Hoy ha sido el mejor día de escuela en lo que va de curso. Me refiero a las clases, que van mejorando conforme aclaro mis ideas: qué puedo hacer con cada grupo, qué ritmos seguir, como mantener o captar la atención, etc. En lo que concierne a educación física he planteado una división entre los grupos que pueden participar en actividades regladas o dirigidas y los que no. De este modo, con los primeros puedo plantear una programación cercana a mi trabajo pasado, aún considerando las abundantes limitaciones motrices, y con los segundos, la mayoría, he decidido comenzar a plantear actividades relacionadas con el acondicionamiento del espacio. Esta última vía busca un determinado tipo de manifestaciones motrices como efecto del establecimiento previo de distintos materiales en la sala. No me resulta fácil de encajar con la idea de educación física que tengo en la cabeza, pero, de momento, me parece la opción más realista, funcional y beneficiosa desde la perspectiva pedagógica. De todos modos, el optimismo del día se ha de entender dentro de un marco en el que aún no sé qué hacer con muchos niños, la actividad y el dinamismo de las clases son mínimos y tengo pendientes decenas de tareas importantes para mejorar las sesiones (mejoras comunicativas, fundamentalmente)

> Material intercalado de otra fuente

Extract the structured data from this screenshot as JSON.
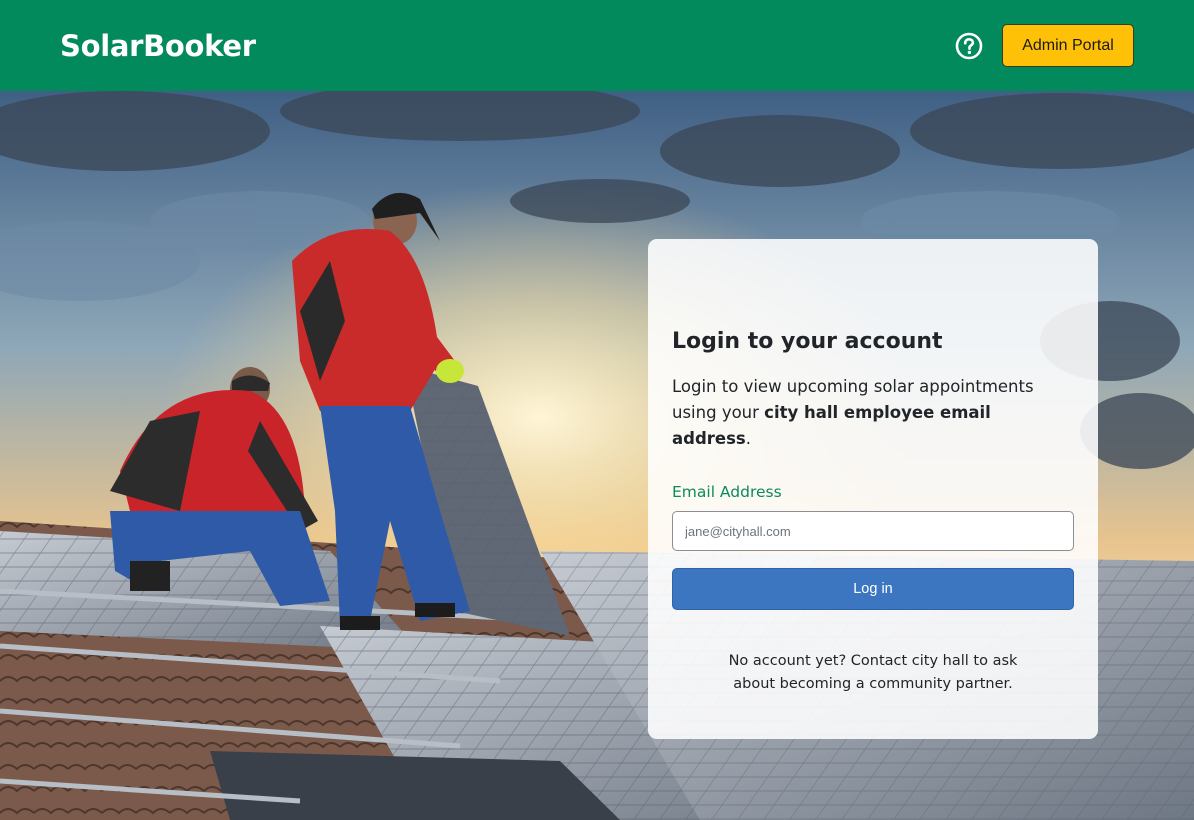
{
  "header": {
    "brand": "SolarBooker",
    "help_icon": "question-circle-icon",
    "admin_button_label": "Admin Portal"
  },
  "login": {
    "title": "Login to your account",
    "description_prefix": "Login to view upcoming solar appointments using your ",
    "description_bold": "city hall employee email address",
    "description_suffix": ".",
    "email_label": "Email Address",
    "email_placeholder": "jane@cityhall.com",
    "email_value": "",
    "submit_label": "Log in",
    "footer_text": "No account yet? Contact city hall to ask about becoming a community partner."
  },
  "colors": {
    "header_bg": "#038a5c",
    "admin_button_bg": "#ffc107",
    "login_button_bg": "#3c76c0",
    "label_green": "#0c8a5d"
  }
}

El fin de semana dio para observar el espectáculo de los quebrantahuesos zampando patas de cordero con si fueran golosinas y volando a dos metros de mi cabeza con su imponente silueta y profunda mirada roja (fueron unos minutos mágicos), para recorrer las comarcas de la Jacetania, Alto Gállego y Sobrarbe (Jaca, Villanúa, Jasa, Aratorés, Borau, Aísa, Castiello, Biescas, Yésero, Torla, Broto, Boltaña, Labuerda, Campodarbe, Laguarta, Aineto, Aínsa, Fiscal, Labuerda, etc.), para quedarme helado al comprobar que el pueblo observado desde lo alto era Jánovas, para sentir de nuevo el eco de la Tarazona de mi infancia, de Torre de Arcas, de Ansó y Peñarroya, y del resto de lugares donde el cadencioso sonido de cada paso al atardecer me producen una extraña sensación en el estómago emparentada con la del miedo, el amor, o la nostalgia, y, por último, para volver a Ansó y encontrarme con los niños que me ayudaron a empezar a ser maestro.

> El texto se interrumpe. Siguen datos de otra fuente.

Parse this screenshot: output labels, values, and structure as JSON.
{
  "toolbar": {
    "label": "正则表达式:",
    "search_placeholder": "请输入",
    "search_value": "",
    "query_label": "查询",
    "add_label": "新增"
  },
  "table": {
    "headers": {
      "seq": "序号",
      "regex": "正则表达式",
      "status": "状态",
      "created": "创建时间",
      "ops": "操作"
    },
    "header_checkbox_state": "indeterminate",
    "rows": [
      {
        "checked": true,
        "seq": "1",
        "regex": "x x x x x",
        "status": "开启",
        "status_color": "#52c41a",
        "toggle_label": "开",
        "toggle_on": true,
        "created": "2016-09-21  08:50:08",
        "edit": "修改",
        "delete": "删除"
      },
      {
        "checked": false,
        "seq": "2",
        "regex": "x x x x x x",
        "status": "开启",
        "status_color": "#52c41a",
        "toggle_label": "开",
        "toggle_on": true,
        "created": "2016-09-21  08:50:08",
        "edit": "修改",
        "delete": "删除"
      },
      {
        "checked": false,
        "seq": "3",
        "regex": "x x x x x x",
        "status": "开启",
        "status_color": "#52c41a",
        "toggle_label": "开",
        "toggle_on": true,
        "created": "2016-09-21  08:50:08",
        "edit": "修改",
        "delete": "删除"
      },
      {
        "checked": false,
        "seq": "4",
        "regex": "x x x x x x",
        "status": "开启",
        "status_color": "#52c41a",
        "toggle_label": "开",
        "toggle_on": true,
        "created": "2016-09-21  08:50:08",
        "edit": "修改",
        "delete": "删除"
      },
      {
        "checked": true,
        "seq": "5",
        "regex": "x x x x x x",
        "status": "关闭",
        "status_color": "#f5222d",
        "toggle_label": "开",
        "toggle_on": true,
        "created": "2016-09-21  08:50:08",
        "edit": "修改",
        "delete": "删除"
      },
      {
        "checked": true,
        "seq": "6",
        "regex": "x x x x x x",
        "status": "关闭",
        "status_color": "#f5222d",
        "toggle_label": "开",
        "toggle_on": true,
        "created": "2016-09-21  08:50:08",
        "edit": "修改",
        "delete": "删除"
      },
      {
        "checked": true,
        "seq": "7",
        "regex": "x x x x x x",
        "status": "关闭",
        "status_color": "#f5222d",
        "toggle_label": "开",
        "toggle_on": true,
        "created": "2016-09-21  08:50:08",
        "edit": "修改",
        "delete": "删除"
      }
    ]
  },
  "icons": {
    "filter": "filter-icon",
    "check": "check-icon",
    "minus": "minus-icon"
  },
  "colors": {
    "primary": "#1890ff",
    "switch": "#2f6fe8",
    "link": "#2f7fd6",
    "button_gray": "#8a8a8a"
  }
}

A Sergio le dije que deberían obligar a los extranjeros a dejar el coche en el aparcamiento de la entrada, donde estaba el mío, para evitar ese caos de coches en calles estrechas llenos de gente que pretenden meterlo dentro de la panadería, la iglesia, la plaza o el destino al que se dirijan. Me contestó que sí, pero que yo no era extranjero, así que no había razón para dejarlo allí. No sé si fue consciente del halago que me dedicó.
Anduve por la mañana con ellos, comí a su lado mientras me lanzaban migas, agua, y restos de chorizo (a alguno lancé algún objeto e intenté ahogar, en honor a la verdad), y pasé buena parte de la tarde escuchando sus noticias sobre la escuela, el pueblo y sus juegos, conociendo y jugando con sus perros, o respondiendo sobre mi vida; también alguno preguntaba cuándo iba a volver a trabajar allí. Quedé muy sorprendido de su rápido crecimiento, de la madurez ganada, del mantenimiento de sus formas de reír, de hacer bromas, de hablar, y de cómo van cambiando su comportamiento y su mirada (y digo esto último no buscando cierto efecto poético, sino de forma literal).

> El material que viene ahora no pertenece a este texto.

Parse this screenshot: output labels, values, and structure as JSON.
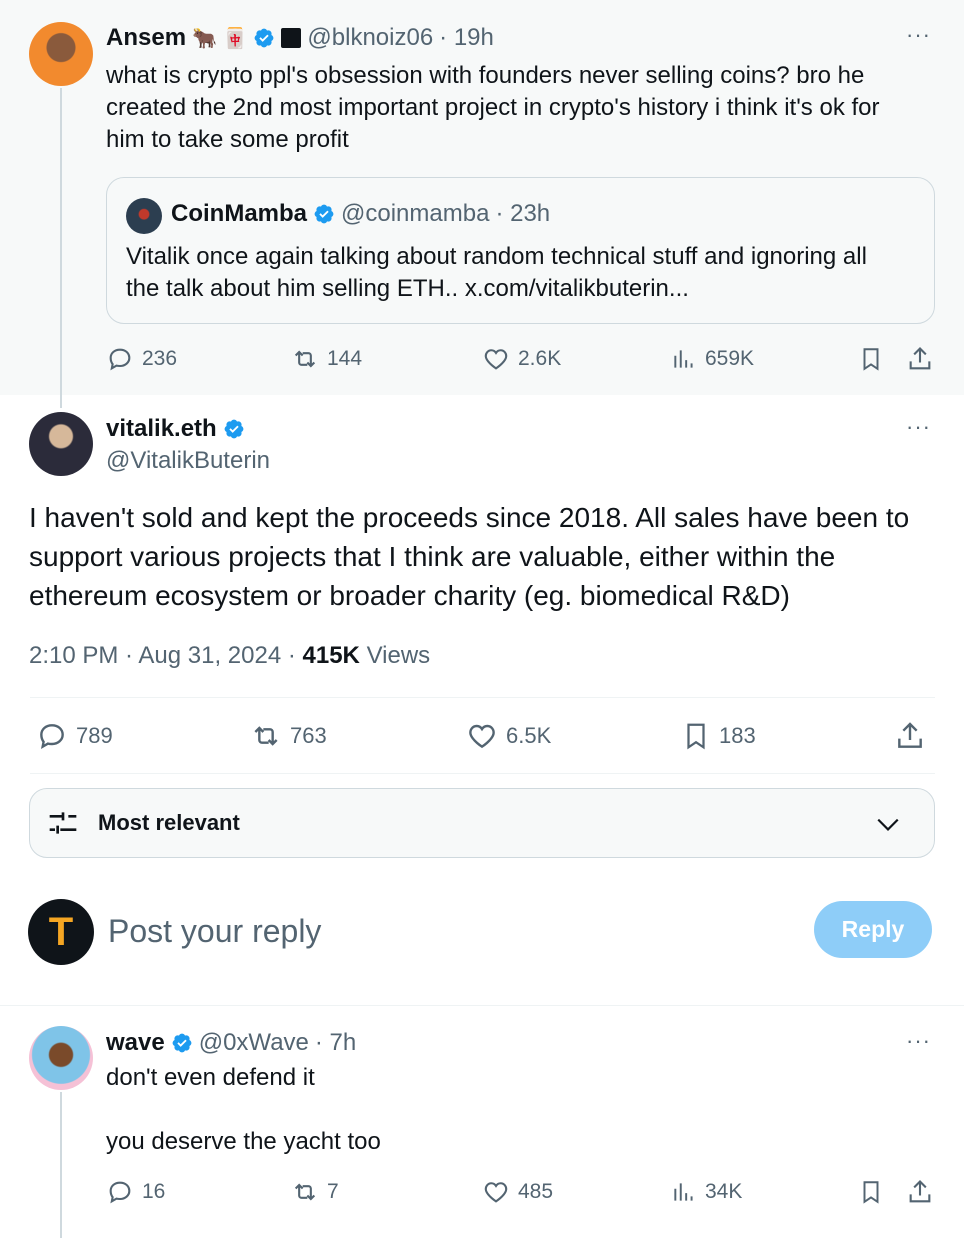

También me acerqué a escuchar a Lucas, cuya afición musical creía se limitaba a la audición y me sorprendió desde la batería, tras superar la vergüenza inicial y acompañado de un amigo con el guitarrico eléctrico, con una magnífica interpretación de Metallica.
Antes de marchar, visité la panadería y cargué el coche mientras los niños aprovechaban el polvo de la carrocería para pintar sus cosas y me miraban atónitos preguntando para qué demonios quería tal cantidad de panes. Yo les decía que en Zaragoza ya casi nadie hace pan de verdad, y menos como ése, pero siguieron mirándome con cierta perplejidad. Varias despedidas, unas últimas risas y bromas, y hasta la próxima.
El fin de semana dio para observar el espectáculo de los quebrantahuesos zampando patas de cordero con si fueran golosinas y volando a dos metros de mi cabeza con su imponente silueta y profunda mirada roja (fueron unos minutos mágicos), para recorrer las comarcas de la Jacetania, Alto Gállego y Sobrarbe (Jaca, Villanúa, Jasa, Aratorés, Borau, Aísa, Castiello, Biescas, Yésero, Torla, Broto, Boltaña, Labuerda, Campodarbe, Laguarta, Aineto, Aínsa, Fiscal, Labuerda, etc.), para quedarme helado al comprobar que el pueblo observado desde lo alto era Jánovas, para sentir de nuevo el eco de la Tarazona de mi infancia, de Torre de Arcas, de Ansó y Peñarroya, y del resto de lugares donde el cadencioso sonido de cada paso al atardecer me producen una extraña sensación en el estómago emparentada con la del miedo, el amor, o la nostalgia, y, por último, para volver a Ansó y encontrarme con los niños que me ayudaron a empezar a ser maestro.
A Sergio le dije que deberían obligar a los extranjeros a dejar el coche en el aparcamiento de la entrada, donde estaba el mío, para evitar ese caos de coches en calles estrechas llenos de gente que pretenden meterlo dentro de la panadería, la iglesia, la plaza o el destino al que se dirijan. Me contestó que sí, pero que yo no era extranjero, así que no había razón para dejarlo allí. No sé si fue consciente del halago que me dedicó.
Anduve por la mañana con ellos, comí a su lado mientras me lanzaban migas, agua, y restos de chorizo (a alguno lancé algún objeto e intenté ahogar, en honor a la verdad), y pasé buena parte de la tarde escuchando sus noticias sobre la escuela, el pueblo y sus juegos, conociendo y jugando con sus perros, o respondiendo sobre mi vida; también alguno preguntaba cuándo iba a volver a trabajar allí. Quedé muy sorprendido de su rápido crecimiento, de la madurez ganada, del mantenimiento de sus formas de reír, de hacer bromas, de hablar, y de cómo van cambiando su comportamiento y su mirada (y digo esto último no buscando cierto efecto poético, sino de forma literal).
También me acerqué a escuchar a Lucas, cuya afición musical creía se limitaba a la audición y me sorprendió desde la batería, tras superar la vergüenza inicial y acompañado de un amigo con el guitarrico eléctrico, con una magnífica interpretación de Metallica.
Antes de marchar, visité la panadería y cargué el coche mientras los niños aprovechaban el polvo de la carrocería para pintar sus cosas y me miraban atónitos preguntando para qué demonios quería tal cantidad de panes. Yo les decía que en Zaragoza ya casi nadie hace pan de verdad, y menos como ése, pero siguieron mirándome con cierta perplejidad. Varias despedidas, unas últimas risas y bromas, y hasta la próxima.